The Great US Licensing Rush - Why Now???

June 23rd, 2008

It has been some time since our last blog.

This has been due to a rush by European and Asia Pacific companies to acquire licenses from US franchisors - who are most of our Clients.

The economics are simple. A US$250,000 license from a US franchisor cost 200,000 Euros in the summer of 2006. Today it costs 155,000 Euros.

The news is also good for Australian companies. The same US$250,000 license cost $330,000 Australian dollars in mid 2006 and would cost $260,000 Australian dollars today.

For Chinese investors - who are strong buyers of US franchises these days - the cost of the license has dropped 15% over the past two years due to currency appreciation.
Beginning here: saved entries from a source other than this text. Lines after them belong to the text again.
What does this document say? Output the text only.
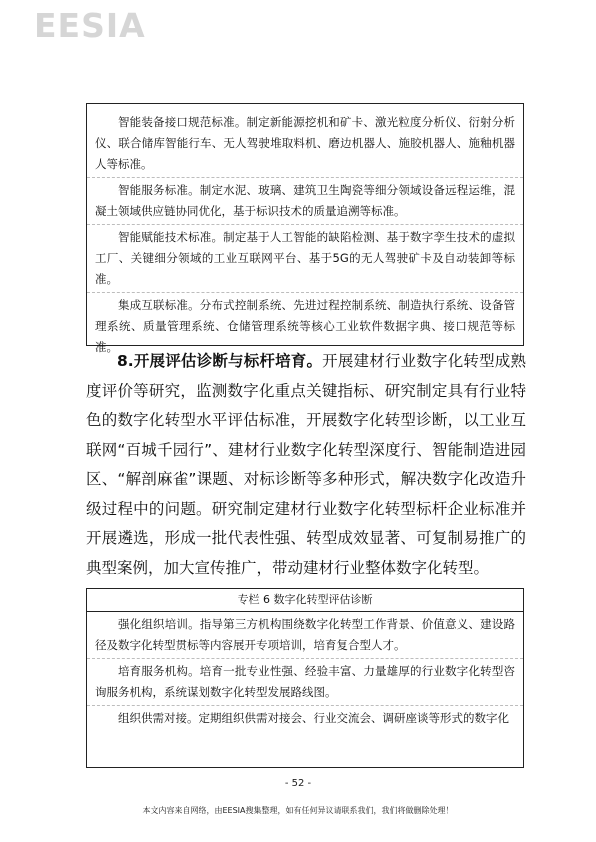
EESIA

智能装备接口规范标准。制定新能源挖机和矿卡、激光粒度分析仪、衍射分析仪、联合储库智能行车、无人驾驶堆取料机、磨边机器人、施胶机器人、施釉机器人等标准。

智能服务标准。制定水泥、玻璃、建筑卫生陶瓷等细分领域设备远程运维，混凝土领域供应链协同优化，基于标识技术的质量追溯等标准。

智能赋能技术标准。制定基于人工智能的缺陷检测、基于数字孪生技术的虚拟工厂、关键细分领域的工业互联网平台、基于5G的无人驾驶矿卡及自动装卸等标准。

集成互联标准。分布式控制系统、先进过程控制系统、制造执行系统、设备管理系统、质量管理系统、仓储管理系统等核心工业软件数据字典、接口规范等标准。

8.开展评估诊断与标杆培育。开展建材行业数字化转型成熟度评价等研究，监测数字化重点关键指标、研究制定具有行业特色的数字化转型水平评估标准，开展数字化转型诊断，以工业互联网“百城千园行”、建材行业数字化转型深度行、智能制造进园区、“解剖麻雀”课题、对标诊断等多种形式，解决数字化改造升级过程中的问题。研究制定建材行业数字化转型标杆企业标准并开展遴选，形成一批代表性强、转型成效显著、可复制易推广的典型案例，加大宣传推广，带动建材行业整体数字化转型。

专栏 6 数字化转型评估诊断

强化组织培训。指导第三方机构围绕数字化转型工作背景、价值意义、建设路径及数字化转型贯标等内容展开专项培训，培育复合型人才。

培育服务机构。培育一批专业性强、经验丰富、力量雄厚的行业数字化转型咨询服务机构，系统谋划数字化转型发展路线图。

组织供需对接。定期组织供需对接会、行业交流会、调研座谈等形式的数字化

- 52 -
本文内容来自网络，由EESIA搜集整理，如有任何异议请联系我们，我们将做删除处理！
While this is good news for US franchisors as far as up front fees are concerned, there is a down side. Traveling to Europe and Asia Pacific for negotiations, training and support costs considerably more than two years ago.

And 36 years of international experience says the dollar will come back at least some of the way towards the exchnage rates of mid 2006.

Meanwhile, it is a peak time for US franchisors to license their business model into other countries.

The Rule Of Law: An Economic Priority Or Just Nice To Have?

March 13th, 2008

One of the basic tenants of international development has always been an evaluation of the Rule Of Law in a country as a measure of the risk of doing business in a country.

Countries with a strong Rule Of Law have been perceived to be inherently less risky for foreign investors. A strong Rule Of Law has generally meant foreign investors were treated equally to local investors. And, economists have repeatedly found that the better the rule of law, the richer the nation.

A new set of studies show that the tie of the Rule Of Law to economic growth is not as simple as previously thought, as discussed in an article in the current issue of ‘The Economist‘ magazine (see link at right).

There is an “intrinsic difficulty of defining the rule of law, combined with the problems of knowing how specific laws work in practice.” What the new studies have “not yet shown beyond doubt is that the rule of law is a precondition for economic growth everywhere.”

New definitions of the Rule Of Law are emerging, as quoted from this article:

“(1)‘Thick’ definitions treat the rule of law as the core of a just society. In this version, the concept is inextricably linked to liberty and democracy.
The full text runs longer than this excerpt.